Ionizing radiation and doxorubicin.
Cancer mortality across species was calculated and compared by body size and life span. The elephant genome was investigated for alterations in cancer-related genes. DNA repair and apoptosis were compared in elephant vs human peripheral blood lymphocytes.
Across mammals, cancer mortality did not increase with body size and/or maximum life span (eg, for rock hyrax, 1% 95% CI, 0%-5%; African wild dog, 8% 95% CI, 0%-16%; lion, 2% 95% CI, 0%-7%). Despite their large body size and long life span, elephants remain cancer resistant, with an estimated cancer mortality of 4.81% (95% CI, 3.14%-6.49%), compared with humans, who have 11% to 25% cancer mortality. While humans have 1 copy (2 alleles) of TP53, African elephants have at least 20 copies (40 alleles), including 19 retrogenes (38 alleles) with evidence of transcriptional activity measured by reverse transcription polymerase chain reaction. In response to DNA damage, elephant lymphocytes underwent p53-mediated apoptosis at higher rates than human lymphocytes proportional to TP53 status (ionizing radiation exposure: patients with LFS, 2.71% 95% CI, 1.93%-3.48% vs human controls, 7.17% 95% CI, 5.91%-8.44% vs elephants, 14.64% 95% CI, 10.91%-18.37%; P < .001; doxorubicin exposure: human controls, 8.10% 95% CI, 6.55%-9.66% vs elephants, 24.77% 95% CI, 23.0%-26.53%; P < .001).

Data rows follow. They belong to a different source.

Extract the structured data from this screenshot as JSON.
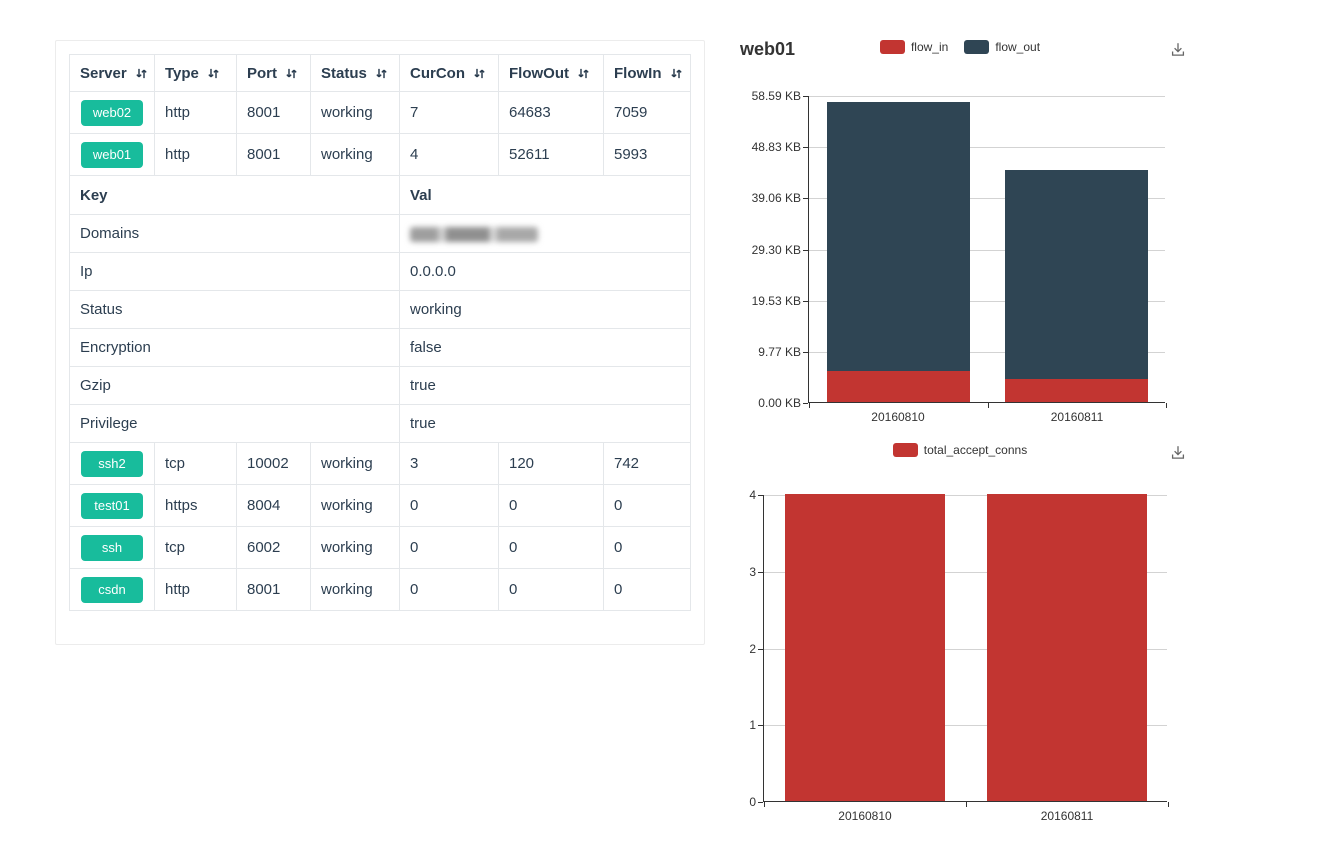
{
  "page": {
    "background": "#ffffff",
    "badge_color": "#18bc9c"
  },
  "table": {
    "headers": [
      {
        "label": "Server",
        "sortable": true
      },
      {
        "label": "Type",
        "sortable": true
      },
      {
        "label": "Port",
        "sortable": true
      },
      {
        "label": "Status",
        "sortable": true
      },
      {
        "label": "CurCon",
        "sortable": true
      },
      {
        "label": "FlowOut",
        "sortable": true
      },
      {
        "label": "FlowIn",
        "sortable": true
      }
    ],
    "top_rows": [
      {
        "server": "web02",
        "type": "http",
        "port": "8001",
        "status": "working",
        "curcon": "7",
        "flowout": "64683",
        "flowin": "7059"
      },
      {
        "server": "web01",
        "type": "http",
        "port": "8001",
        "status": "working",
        "curcon": "4",
        "flowout": "52611",
        "flowin": "5993"
      }
    ],
    "detail": {
      "key_header": "Key",
      "val_header": "Val",
      "rows": [
        {
          "key": "Domains",
          "val": "",
          "masked": true
        },
        {
          "key": "Ip",
          "val": "0.0.0.0"
        },
        {
          "key": "Status",
          "val": "working"
        },
        {
          "key": "Encryption",
          "val": "false"
        },
        {
          "key": "Gzip",
          "val": "true"
        },
        {
          "key": "Privilege",
          "val": "true"
        }
      ]
    },
    "bottom_rows": [
      {
        "server": "ssh2",
        "type": "tcp",
        "port": "10002",
        "status": "working",
        "curcon": "3",
        "flowout": "120",
        "flowin": "742"
      },
      {
        "server": "test01",
        "type": "https",
        "port": "8004",
        "status": "working",
        "curcon": "0",
        "flowout": "0",
        "flowin": "0"
      },
      {
        "server": "ssh",
        "type": "tcp",
        "port": "6002",
        "status": "working",
        "curcon": "0",
        "flowout": "0",
        "flowin": "0"
      },
      {
        "server": "csdn",
        "type": "http",
        "port": "8001",
        "status": "working",
        "curcon": "0",
        "flowout": "0",
        "flowin": "0"
      }
    ]
  },
  "chart_data": [
    {
      "type": "bar",
      "stacked": true,
      "title": "web01",
      "categories": [
        "20160810",
        "20160811"
      ],
      "series": [
        {
          "name": "flow_in",
          "color": "#c23531",
          "values": [
            5.85,
            4.39
          ]
        },
        {
          "name": "flow_out",
          "color": "#2f4554",
          "values": [
            51.38,
            39.89
          ]
        }
      ],
      "value_unit": "KB",
      "ymax": 58.59,
      "y_ticks": [
        "0.00 KB",
        "9.77 KB",
        "19.53 KB",
        "29.30 KB",
        "39.06 KB",
        "48.83 KB",
        "58.59 KB"
      ],
      "legend_position": "top-center",
      "grid": true,
      "toolbox": [
        "save-as-image"
      ]
    },
    {
      "type": "bar",
      "stacked": false,
      "title": "",
      "categories": [
        "20160810",
        "20160811"
      ],
      "series": [
        {
          "name": "total_accept_conns",
          "color": "#c23531",
          "values": [
            4,
            4
          ]
        }
      ],
      "ymax": 4,
      "y_ticks": [
        "0",
        "1",
        "2",
        "3",
        "4"
      ],
      "legend_position": "top-center",
      "grid": true,
      "toolbox": [
        "save-as-image"
      ]
    }
  ]
}
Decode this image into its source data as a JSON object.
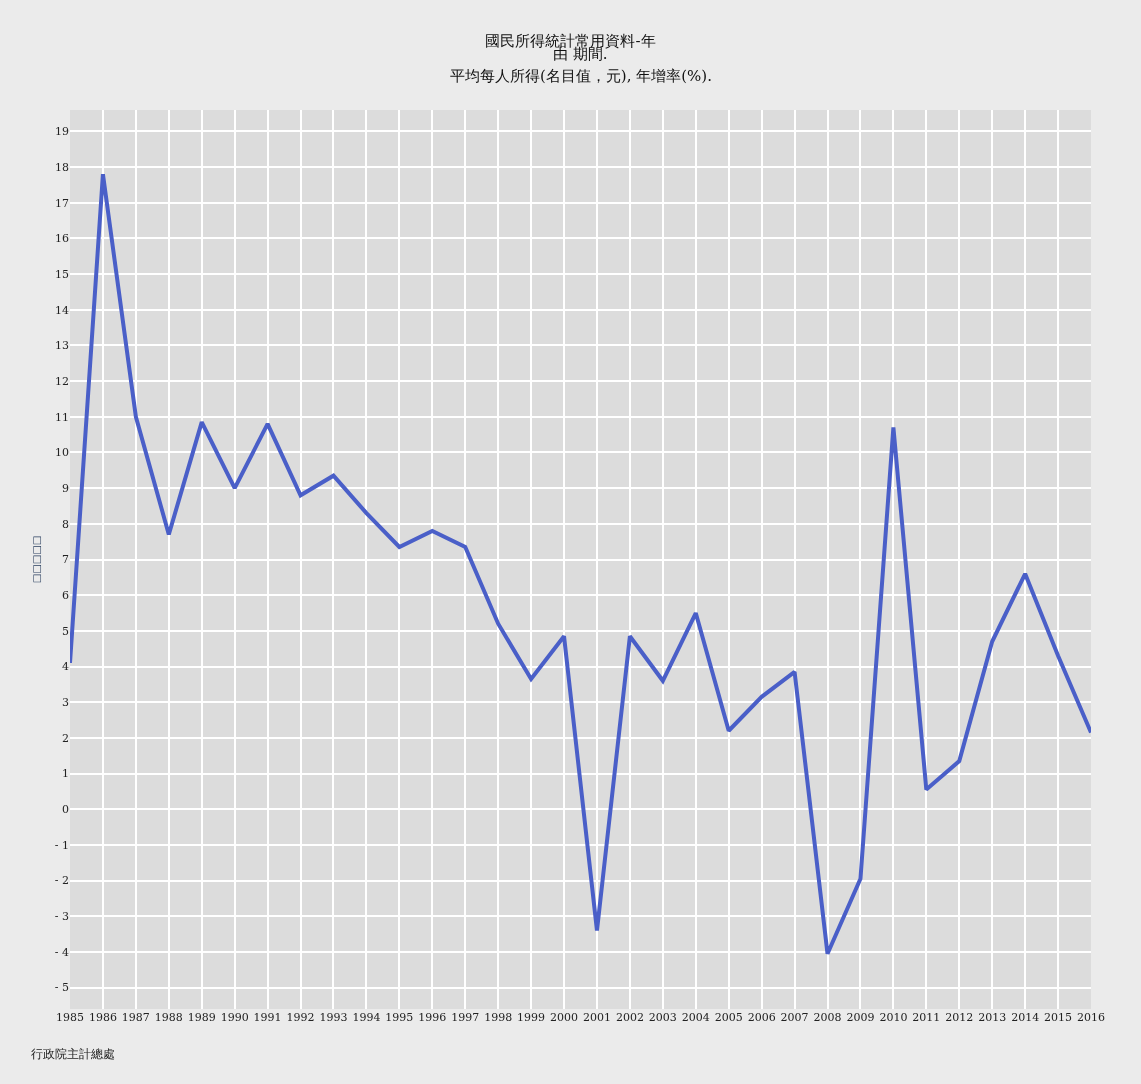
{
  "chart_data": {
    "type": "line",
    "title": "國民所得統計常用資料-年",
    "subtitle": "由 期間.",
    "ylabel": "□□□□□",
    "x": [
      1985,
      1986,
      1987,
      1988,
      1989,
      1990,
      1991,
      1992,
      1993,
      1994,
      1995,
      1996,
      1997,
      1998,
      1999,
      2000,
      2001,
      2002,
      2003,
      2004,
      2005,
      2006,
      2007,
      2008,
      2009,
      2010,
      2011,
      2012,
      2013,
      2014,
      2015,
      2016
    ],
    "series": [
      {
        "color": "#4a5fc8",
        "values": [
          4.1,
          17.8,
          11.0,
          7.7,
          10.85,
          9.0,
          10.8,
          8.8,
          9.35,
          8.3,
          7.35,
          7.8,
          7.35,
          5.2,
          3.65,
          4.85,
          -3.4,
          4.85,
          3.6,
          5.5,
          2.2,
          3.15,
          3.85,
          -4.05,
          -1.95,
          10.7,
          0.55,
          1.35,
          4.7,
          6.6,
          4.3,
          2.15
        ]
      }
    ],
    "xlim": [
      1985,
      2016
    ],
    "xticks": [
      1985,
      1986,
      1987,
      1988,
      1989,
      1990,
      1991,
      1992,
      1993,
      1994,
      1995,
      1996,
      1997,
      1998,
      1999,
      2000,
      2001,
      2002,
      2003,
      2004,
      2005,
      2006,
      2007,
      2008,
      2009,
      2010,
      2011,
      2012,
      2013,
      2014,
      2015,
      2016
    ],
    "ylim": [
      -5.6,
      19.6
    ],
    "yticks": [
      {
        "value": -5,
        "label": "- 5"
      },
      {
        "value": -4,
        "label": "- 4"
      },
      {
        "value": -3,
        "label": "- 3"
      },
      {
        "value": -2,
        "label": "- 2"
      },
      {
        "value": -1,
        "label": "- 1"
      },
      0,
      1,
      2,
      3,
      4,
      5,
      6,
      7,
      8,
      9,
      10,
      11,
      12,
      13,
      14,
      15,
      16,
      17,
      18,
      19
    ],
    "grid": true,
    "legend": false,
    "marker": "none",
    "line_style": "solid",
    "annotations": [
      "平均每人所得(名目值，元), 年增率(%).",
      "行政院主計總處"
    ]
  }
}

Compared with other mammalian species, elephants appeared to have a lower-than-expected rate of cancer, potentially related to multiple copies of TP53. Compared with human cells, elephant cells demonstrated increased apoptotic response following DNA damage. These findings, if replicated, could represent an evolutionary-based approach for understanding mechanisms related to cancer suppression.